Voici le témoignage de Leslie Lucien, sur son allaitement:
Allaiter,
Te nourrir,
Te donner le
sein,
Ces mots
continuent de résonner en moi plusieurs années après t’avoir
sevrée.
J’avais imaginé
beaucoup de choses en choisissant de t’allaiter mais pas que je
garderai si longtemps le bonheur de la sensation de ta bouche sur mon
sein.
Comme un
prolongement de ce lien si fort qui nous unissait quand tu étais
encore dans mon ventre.
Je me souviens de
ta naissance, tes premiers instants de vie, tes yeux encore clos puis
qui s’ouvrent, immenses, un premier regard intense, profond, tes
yeux qui découvrent le monde pour la première fois, et la première
fois que tu les ouvres c’est pour les poser sur moi. Je suis ton
monde, tu deviens le mien.
Et puis
rapidement, il y a ta bouche sur mon sein.
La première
fois, ta langue sur mon mamelon, cette petite langue qui lape mon
sein semblant ne pas trop savoir quoi en faire.
Puis quelques
minutes plus tard, ce premier instant où je ressens la force de ta
succion.
Tu tètes.
Je sens mon sein
que tu aspires.
Tu sais faire mon
bébé.
Je sens les
gouttes de mon colostrum qui commencent à couler dans ta bouche.
On s’apprivoise.
Au fil des jours,
tu continues de téter et le lait commence à venir, je le vois, je
l’entends, je fais taire les petites voix dans ma tête qui me
disent « je ne peux rien quantifier » « est ce que
j’aurais assez de lait pour toi mon bébé ? »
Je me rappelle
cette montée de lait si intense, mon opulente poitrine, la tension
dans mes deux seins. Ce besoin irrépressible que tu tètes pour me
soulager comme une évidence encore une fois.
À chaque tétée,
je sens tes lèvres sur ma peau, mais aussi ton regard sur moi, tout
ton petit corps chaud, parfois lourd quand il s’abandonne après
une tétée, repue par tant de lait, par tant d’amour.
Les jours
passent, je t’observe, tes joues et tes pyjamas se remplissent,
j’apprends à me faire confiance, à te faire confiance, à nous
faire confiance.
Ne pas écouter
les mots de ceux qui me disent « elle tète trop souvent ta fille »

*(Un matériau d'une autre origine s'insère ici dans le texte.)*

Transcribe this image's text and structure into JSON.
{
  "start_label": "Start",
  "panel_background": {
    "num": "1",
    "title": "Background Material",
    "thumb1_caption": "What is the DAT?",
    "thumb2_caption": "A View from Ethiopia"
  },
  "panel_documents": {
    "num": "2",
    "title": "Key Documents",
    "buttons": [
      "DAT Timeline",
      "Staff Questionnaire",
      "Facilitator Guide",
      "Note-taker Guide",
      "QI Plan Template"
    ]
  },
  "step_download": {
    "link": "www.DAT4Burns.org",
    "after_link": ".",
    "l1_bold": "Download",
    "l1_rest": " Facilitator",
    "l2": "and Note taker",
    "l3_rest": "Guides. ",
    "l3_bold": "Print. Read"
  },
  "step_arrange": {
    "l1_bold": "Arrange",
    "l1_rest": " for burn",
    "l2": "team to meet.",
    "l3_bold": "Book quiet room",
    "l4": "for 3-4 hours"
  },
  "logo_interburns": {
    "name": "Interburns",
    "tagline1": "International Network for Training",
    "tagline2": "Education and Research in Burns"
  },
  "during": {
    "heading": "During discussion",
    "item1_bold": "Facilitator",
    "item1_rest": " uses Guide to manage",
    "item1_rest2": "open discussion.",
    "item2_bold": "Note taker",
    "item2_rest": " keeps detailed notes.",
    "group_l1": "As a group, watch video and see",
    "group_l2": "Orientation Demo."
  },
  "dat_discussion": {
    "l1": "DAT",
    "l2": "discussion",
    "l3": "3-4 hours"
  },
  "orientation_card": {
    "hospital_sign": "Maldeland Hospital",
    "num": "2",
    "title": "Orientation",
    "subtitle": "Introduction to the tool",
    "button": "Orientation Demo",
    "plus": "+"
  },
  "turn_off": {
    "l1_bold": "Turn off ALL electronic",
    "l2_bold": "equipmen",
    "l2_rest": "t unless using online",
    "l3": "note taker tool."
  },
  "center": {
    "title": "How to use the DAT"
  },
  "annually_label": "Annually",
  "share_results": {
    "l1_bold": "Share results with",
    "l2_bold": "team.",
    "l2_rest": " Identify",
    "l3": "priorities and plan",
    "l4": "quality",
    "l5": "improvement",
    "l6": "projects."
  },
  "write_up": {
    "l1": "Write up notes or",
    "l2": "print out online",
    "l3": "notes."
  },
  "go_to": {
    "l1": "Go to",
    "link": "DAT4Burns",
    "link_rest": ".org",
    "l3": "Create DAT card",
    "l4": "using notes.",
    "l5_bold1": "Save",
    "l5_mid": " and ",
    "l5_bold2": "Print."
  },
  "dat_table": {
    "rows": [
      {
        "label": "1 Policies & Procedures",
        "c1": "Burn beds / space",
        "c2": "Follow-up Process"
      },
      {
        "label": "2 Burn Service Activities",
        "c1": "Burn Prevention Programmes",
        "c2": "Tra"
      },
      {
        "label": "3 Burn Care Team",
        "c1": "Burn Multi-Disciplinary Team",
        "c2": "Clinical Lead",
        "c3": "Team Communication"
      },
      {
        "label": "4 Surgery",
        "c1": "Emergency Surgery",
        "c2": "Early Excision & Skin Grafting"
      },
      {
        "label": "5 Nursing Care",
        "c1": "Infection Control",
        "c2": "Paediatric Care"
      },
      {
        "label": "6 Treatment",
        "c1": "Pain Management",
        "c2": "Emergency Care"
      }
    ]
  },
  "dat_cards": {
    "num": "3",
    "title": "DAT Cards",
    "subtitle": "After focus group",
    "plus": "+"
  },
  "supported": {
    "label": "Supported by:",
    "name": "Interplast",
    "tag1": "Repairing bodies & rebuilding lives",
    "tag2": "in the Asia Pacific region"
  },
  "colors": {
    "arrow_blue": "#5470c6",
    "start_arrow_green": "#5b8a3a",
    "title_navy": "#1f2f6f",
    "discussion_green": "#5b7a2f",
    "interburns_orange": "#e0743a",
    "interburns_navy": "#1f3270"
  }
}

juste écouter mon corps et le tien, notre besoin chacune d’être
l’une contre l’autre, je te porte mais tu me portes aussi dans la
découverte de ma maternité, cette nouvelle femme que je suis en
train de devenir.
Dans notre
allaitement, il y aura de nombreux challenges, l’engorgement, mon
sein qui devient dur comme de la pierre, rougi par ce lait que ne
sort pas comme il faudrait; La fatigue, les moments de
découragements; La candidose, ces élancements permanents que rien
ne semblent soulager. Tes jours de fièvre, où je sens ta
bouche brûlante autour de mon sein frais, et pour moi la sensation
de t’offrir le meilleur dans ces moments où tu sembles si faible
mon bébé.
Sur mon chemin il
y aura ma consultante en lactation et le soutien de femmes
magnifiques dans une association de soutien à l’allaitement.
Car oui cet
allaitement c’est aussi de belles rencontres de femmes, de
sororité, des femmes qui m’ont transmis que je pouvais écouter
mon bébé, me mettre à sa hauteur.
Mes inquiétudes
de mère, ma peur de mal faire s’envolent au fil des mois.
Les mois ont
passé, nous avons traversé des moments si doux que notre
allaitement s’est installé dans le temps. Et puis
progressivement, un peu avant ta première rentrée à l’école
maternelle, j’ai senti que tu avais grandi, que j’avais envie de
retrouver mon corps rien qu’à moi, ne plus t’offrir mon lait car
tu grandissais et je sentais que nous passions à autre chose.
Ton sevrage s’est
fait en douceur et je ne me souviens plus vraiment d’une toute
dernière tétée.
Aujourd’hui, je me souviens de notre lien lacté, de ce fil tissé, un fil si fort et solide qu’il restera, j’en suis certaine, pour toute la vie.
[Auteure] : Leslie
Lucien
[Biographie] :
Transformée par l’expérience de la maternité, ainsi que par la
découverte de l’allaitement et du soutien de mère à mère au
sein d’une association de soutien à l’allaitement, elle décide
de se former en tant qu’auxiliaire de puériculture. À l’issue de
sa formation, elle choisit de travailler dans un centre de protection
maternel et infantile (PMI) parisien pour y soutenir les jeunes
parents.
En parallèle, elle accompagne aujourd’hui à Paris des futurs parents en tant que doula, accompagnante à la naissance, formée auprès de l’institut des Doulas de France.